Hospitality industry in Wales will reopen to people in May. How hard is it to relaunch hotel businesses at the end of the lockdown?
It was time for breakfast at 8 a.m., but the hotel restaurant was empty. David Owen, a 53-year-old hotel runner in Llandudno, Wales, pushed the kitchen door open with his hips and edged his way carefully through the crack, because his hands were full of food bags.
He reached room 206, where a woman on a trip from Cardiff lived, and knocked at the door. A few minutes later an answer came out. “There’s your breakfast at the door, enjoy it,” said David, and went down into the next room with the rest of the bags.
It was the first day his hotel officially opened to visitors from Wales, but all guests were no longer allowed to eat in the downstairs restaurant. After the restart, the service job in the hotel has been completely changed due to COVID.
“The difficulty really is there’s a lot more work when reopening, especially after we lost our means of income during the lockdown,” said David.
David and his wife Cheryl, 51, entered the hospitality industry at the end of 2018 after giving up their 30-year career. “It’s not an easy decision,” said David.
The starting point of the business was to escape from previous stressful work environments. They used to be a local authority clerk and a psychiatric nurse. “Both jobs were very demanding and stressful, so we looked at what we could do to change our lives.”
They ended up running the hotel on the street next to the beach. “We love it because of the location,” said David. “It’s nice to be working for ourselves. We don’t have the stress of commuting to and from work.”
But every day is not Sunday – they had to undergo unexpected pressures as the hotel runners when the whole industry was reeling because of COVID-19.
After the UK lockdown began in March last year, their business plans were no longer under their own control, but bounced back and forth between ‘open’ and ‘closed’ as the number of COVID-19 cases and restriction policies changed.
The peaceful life they had hoped for disappeared.
”It’s over 12 months now,” said David. “We only had a 12-week period of business.”
The hospitality industry will to all the people in May is a lifesaver for hoteliers, but David scowled as he talked about it. After the lockdown that lasted more than one year in the UK, he expressed more apprehension and doubt about relaunching than excitement and anticipation.
“There has been increased costs for businesses,” said Andrew Campbell, the chair of the Wales Tourism Alliance.
To protect guests and staff, hoteliers must follow the industry’s security protocols. Everything from large disinfection equipment to tiny COVID-19 markers in hotel corridors adds to the financial burden on businesses.
“We have to do regular sanitization and there’s hand sanitizer in the communal areas. We bought markings keeping everybody can keep a two-meter distance,” said David.
In addition to the funds spent on the hotel’s anti-pandemic regulations, more HR costs will be invested to train the staff, with the aim of providing guests with different services to ensure health and safety.

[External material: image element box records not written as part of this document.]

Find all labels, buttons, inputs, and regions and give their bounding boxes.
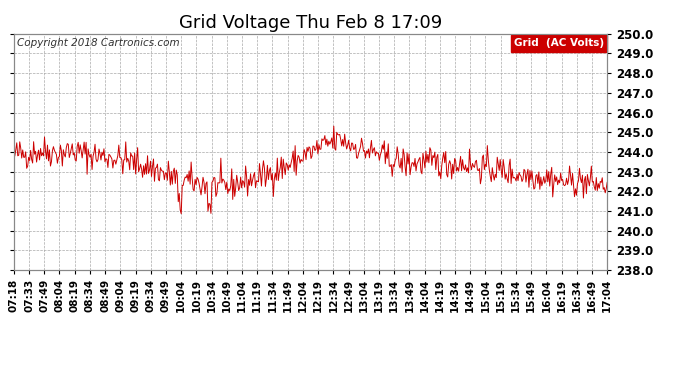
Text: Copyright 2018 Cartronics.com: Copyright 2018 Cartronics.com xyxy=(17,39,179,48)
Title: Grid Voltage Thu Feb 8 17:09: Grid Voltage Thu Feb 8 17:09 xyxy=(179,14,442,32)
Text: Grid  (AC Volts): Grid (AC Volts) xyxy=(514,39,604,48)
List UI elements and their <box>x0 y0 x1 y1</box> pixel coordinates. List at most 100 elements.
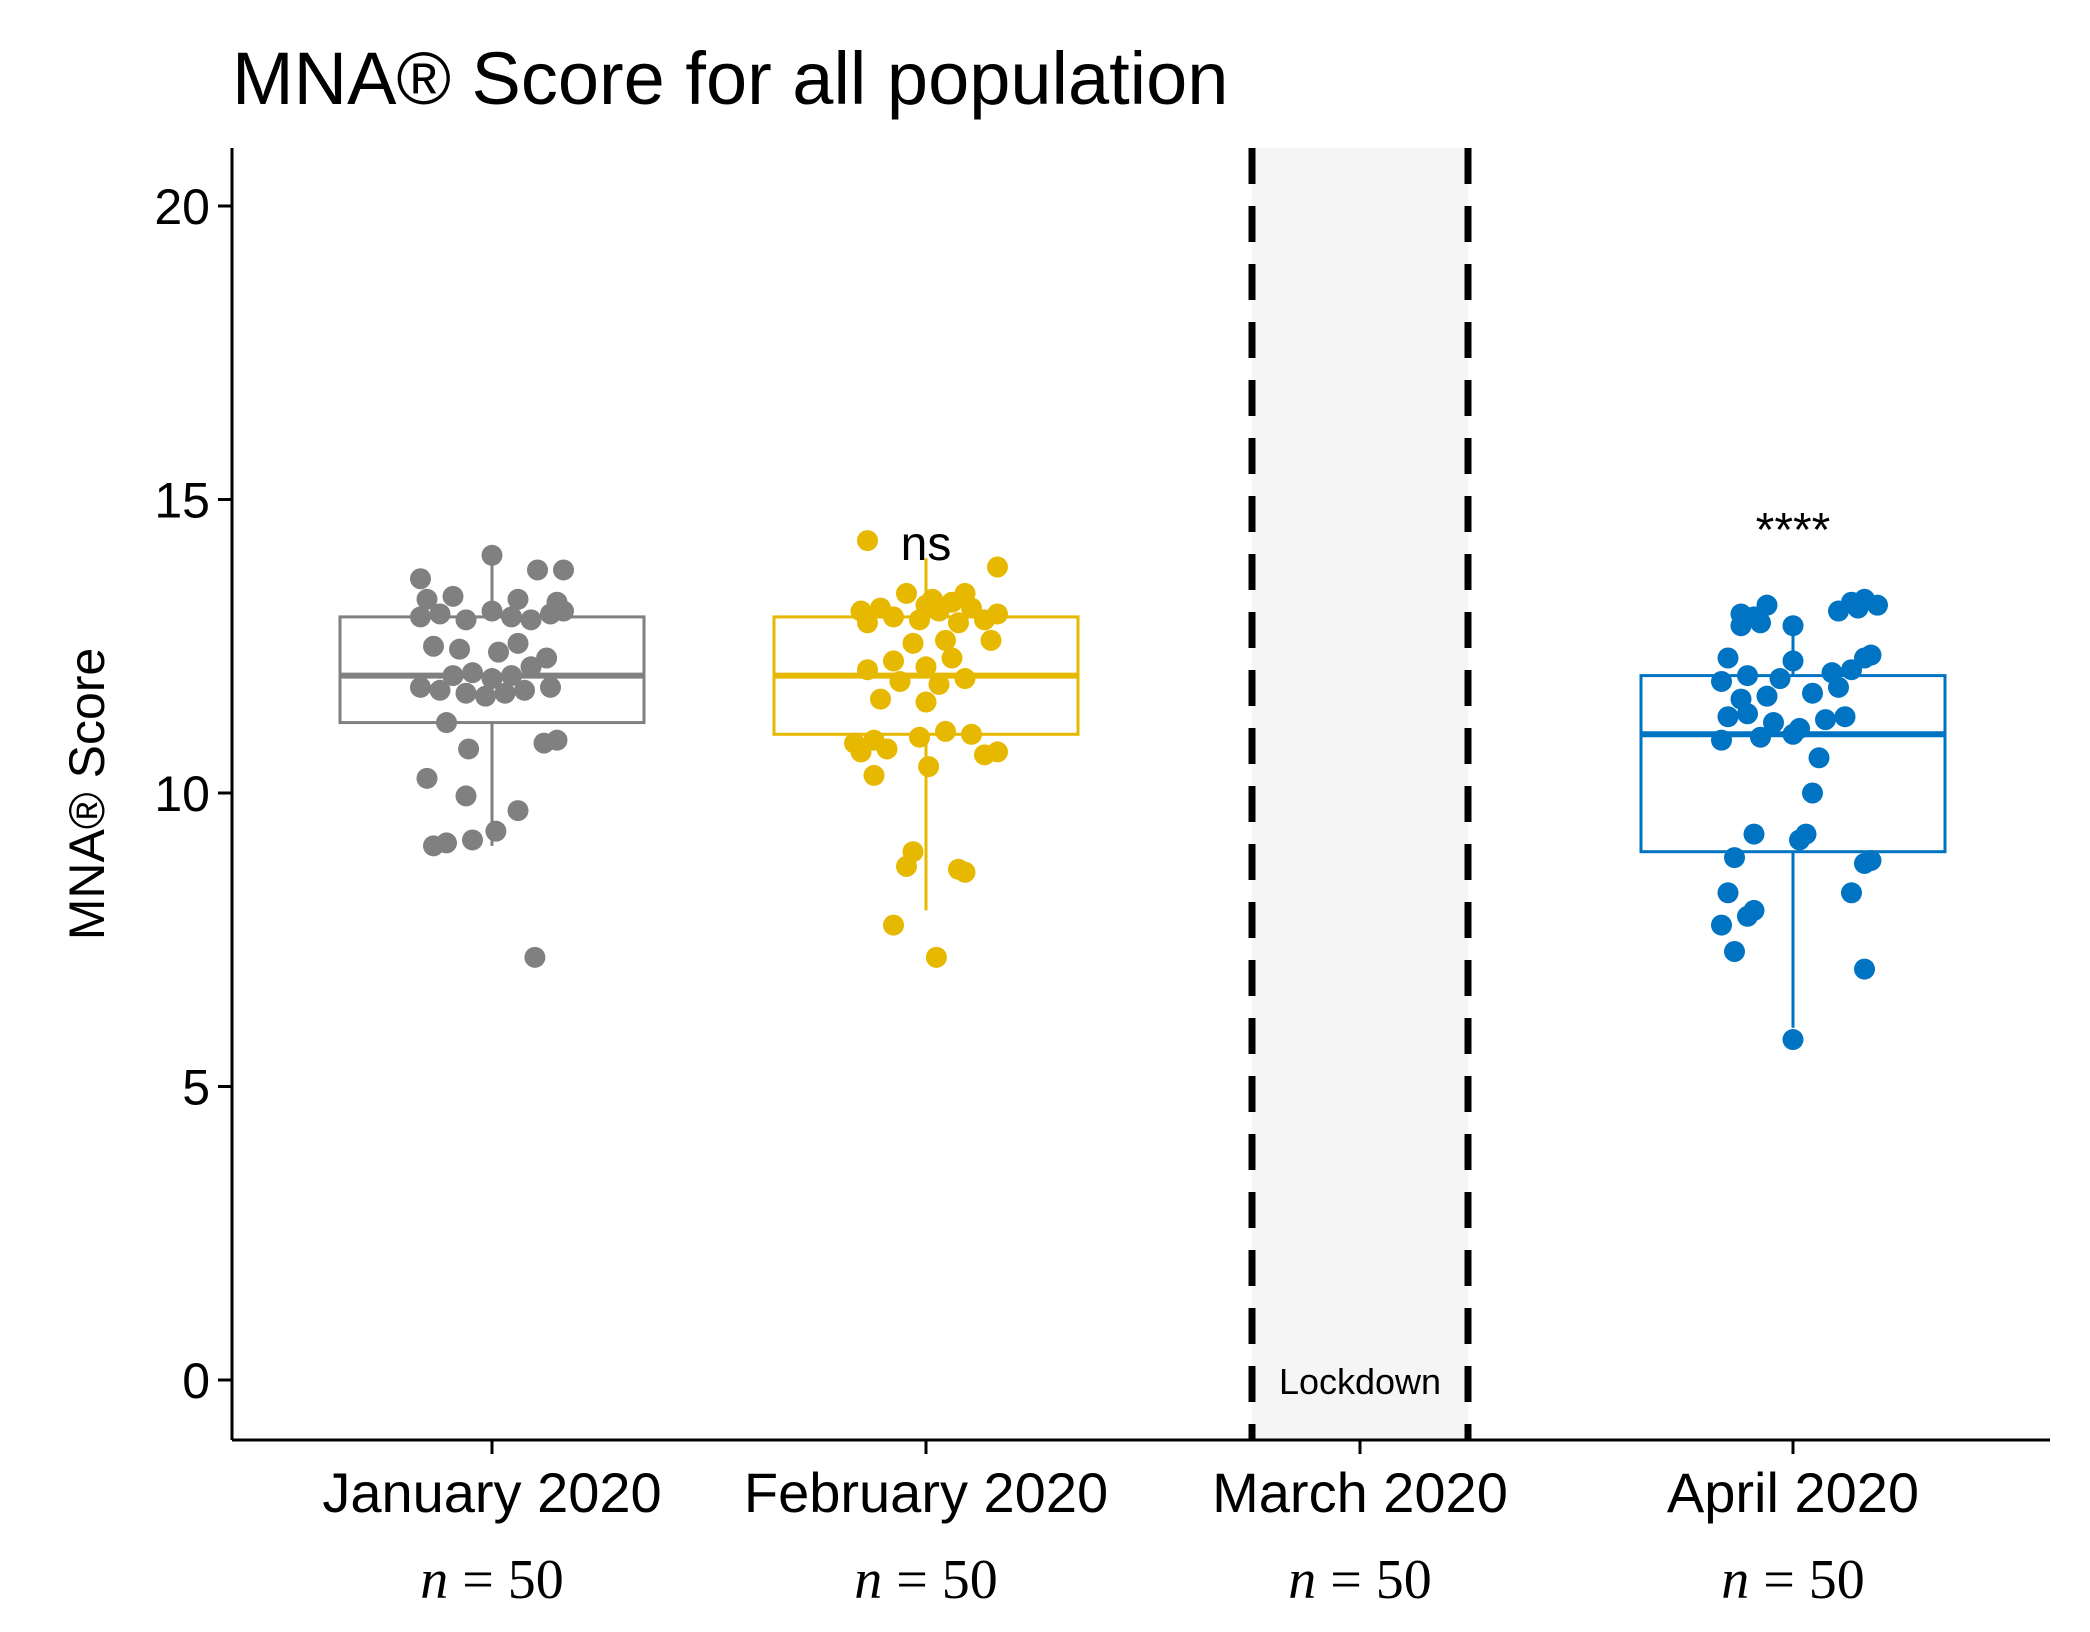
data-point <box>536 647 558 669</box>
data-point <box>915 691 937 713</box>
data-point <box>416 588 438 610</box>
data-point <box>1782 650 1804 672</box>
data-point <box>1860 644 1882 666</box>
data-point <box>553 559 574 581</box>
data-point <box>423 635 444 657</box>
data-point <box>902 632 924 654</box>
data-point <box>436 832 457 854</box>
data-point <box>501 606 522 628</box>
data-point <box>889 670 911 692</box>
y-tick-label: 5 <box>182 1060 210 1116</box>
data-point <box>442 665 464 687</box>
y-tick-label: 0 <box>182 1353 210 1409</box>
significance-annotation: **** <box>1756 504 1831 557</box>
data-point <box>520 656 542 678</box>
data-point <box>1724 940 1745 962</box>
data-point <box>1763 712 1784 734</box>
y-tick-label: 15 <box>154 473 210 529</box>
data-point <box>1808 747 1830 769</box>
data-point <box>857 659 878 681</box>
data-point <box>1730 603 1752 625</box>
data-point <box>481 544 503 566</box>
chart-title: MNA® Score for all population <box>232 37 1228 120</box>
y-axis-title: MNA® Score <box>59 648 115 940</box>
data-point <box>948 858 969 880</box>
data-point <box>416 767 438 789</box>
data-point <box>987 556 1008 578</box>
series-february-2020: ns <box>772 518 1080 968</box>
data-point <box>1860 850 1882 872</box>
data-point <box>520 609 542 631</box>
n-label: n = 50 <box>420 1549 564 1611</box>
data-point <box>870 597 891 619</box>
data-point <box>1795 823 1817 845</box>
data-point <box>546 591 568 613</box>
data-point <box>429 603 451 625</box>
data-point <box>1841 882 1862 904</box>
plot-area: Lockdown 0 5 10 15 20 January 2020 n = 50 Februa… <box>154 148 2050 1611</box>
data-point <box>844 732 865 754</box>
x-tick-label: February 2020 <box>744 1461 1108 1524</box>
data-point <box>1711 914 1732 936</box>
series-april-2020: **** <box>1639 504 1947 1051</box>
data-point <box>987 603 1008 625</box>
data-point <box>481 600 503 622</box>
data-point <box>1802 782 1823 804</box>
data-point <box>1724 847 1745 869</box>
data-point <box>1711 670 1732 692</box>
n-label: n = 50 <box>1721 1549 1865 1611</box>
data-point <box>485 820 507 842</box>
data-point <box>1711 729 1732 751</box>
data-point <box>902 841 924 863</box>
data-point <box>410 568 431 590</box>
data-point <box>458 738 480 760</box>
data-point <box>928 673 950 695</box>
data-point <box>1717 706 1739 728</box>
data-point <box>1815 709 1836 731</box>
data-point <box>883 914 904 936</box>
data-point <box>455 682 477 704</box>
data-point <box>896 582 917 604</box>
data-point <box>1802 682 1823 704</box>
data-point <box>857 530 878 552</box>
data-point <box>935 720 956 742</box>
data-point <box>514 679 535 701</box>
data-point <box>462 829 483 851</box>
data-point <box>1750 726 1771 748</box>
data-point <box>922 588 943 610</box>
data-point <box>1854 958 1875 980</box>
data-point <box>1756 685 1778 707</box>
data-point <box>954 582 976 604</box>
data-point <box>883 650 904 672</box>
data-point <box>941 647 963 669</box>
data-point <box>1834 706 1856 728</box>
data-point <box>987 741 1008 763</box>
data-point <box>442 585 464 607</box>
data-point <box>863 764 885 786</box>
data-point <box>1782 615 1804 637</box>
n-label: n = 50 <box>1288 1549 1432 1611</box>
data-point <box>1743 899 1765 921</box>
data-point <box>481 668 503 690</box>
data-point <box>429 679 451 701</box>
data-point <box>1717 647 1739 669</box>
data-point <box>475 685 496 707</box>
data-point <box>850 600 872 622</box>
data-point <box>436 712 457 734</box>
significance-annotation: ns <box>901 518 952 571</box>
data-point <box>524 946 546 968</box>
data-point <box>961 723 982 745</box>
data-point <box>925 946 947 968</box>
y-tick-label: 20 <box>154 179 210 235</box>
data-point <box>915 656 937 678</box>
data-point <box>1737 665 1758 687</box>
data-point <box>909 726 930 748</box>
data-point <box>501 665 522 687</box>
data-point <box>948 612 969 634</box>
y-tick-label: 10 <box>154 766 210 822</box>
data-point <box>1821 662 1843 684</box>
lockdown-shade <box>1252 148 1468 1440</box>
x-tick-label: March 2020 <box>1212 1461 1508 1524</box>
series-january-2020 <box>338 544 646 968</box>
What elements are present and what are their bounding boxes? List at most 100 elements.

In the sector where appetency is a key element, all the hotel staff now have to wear a mask at all times in public areas and deliberately maintain a social distance when talking to guests. The enthusiasm is communicated only through two eyes that peeped out of a mask. “We’re having to do things very differently than we would in normal circumstances,” said David.
The staff also need to collect the breakfast menu completed by all guests the night before to make sure that the food will be delivered to the room the next morning.
“It’s all delivered in back disposable containers,” said David, which means that hotels will be spending extra money on disposable cutlery and packaging that would not have been used in large quantities in the past.
“But the cash reserves are very low. Businesses are just right on that edges,” said Andrew. With low cash flow, the cost of COVID-driven spending is adding insult to injury for hoteliers.
Reduced cash flow is a current financial problem for hotels, which are under the dual pressure of losing revenue and still having to spend money to maintain hotel infrastructure during the lockdown. “We lease the car park at the back of the guest house and that still has to be paid each month,” said David.
Andrew said that most hotels have been artificially supported under the COVID crisis, such as all the government grants, favorable interest rates and the VAT. “But it still doesn’t compensate for the loss of income, because we still have the bills and the mortgage to pay,” said David.
“The reopening of the hotel industry is a double-edged sword,” said Andrew. Businesses are bracing for more trade, but popular tourist areas are likely to face a new round of lockdown as dense crowds increase the risk of the coronavirus spreading.
“We would go bankrupt, if we are to go into another lockdown,” said David.
“That’s the real fear, so that’s why we’d have to operate safely,” said Andrew. He believes it is the responsibility of everyone in the hospitality industry to maintain an edge and take control at this critical time.
“We’ve seen how vulnerable the hospitality industry is – 97% of businesses shut down in Wales last March and people have lost their jobs,” said Andrew. “If we have another shutdown that’s going to be very serious.”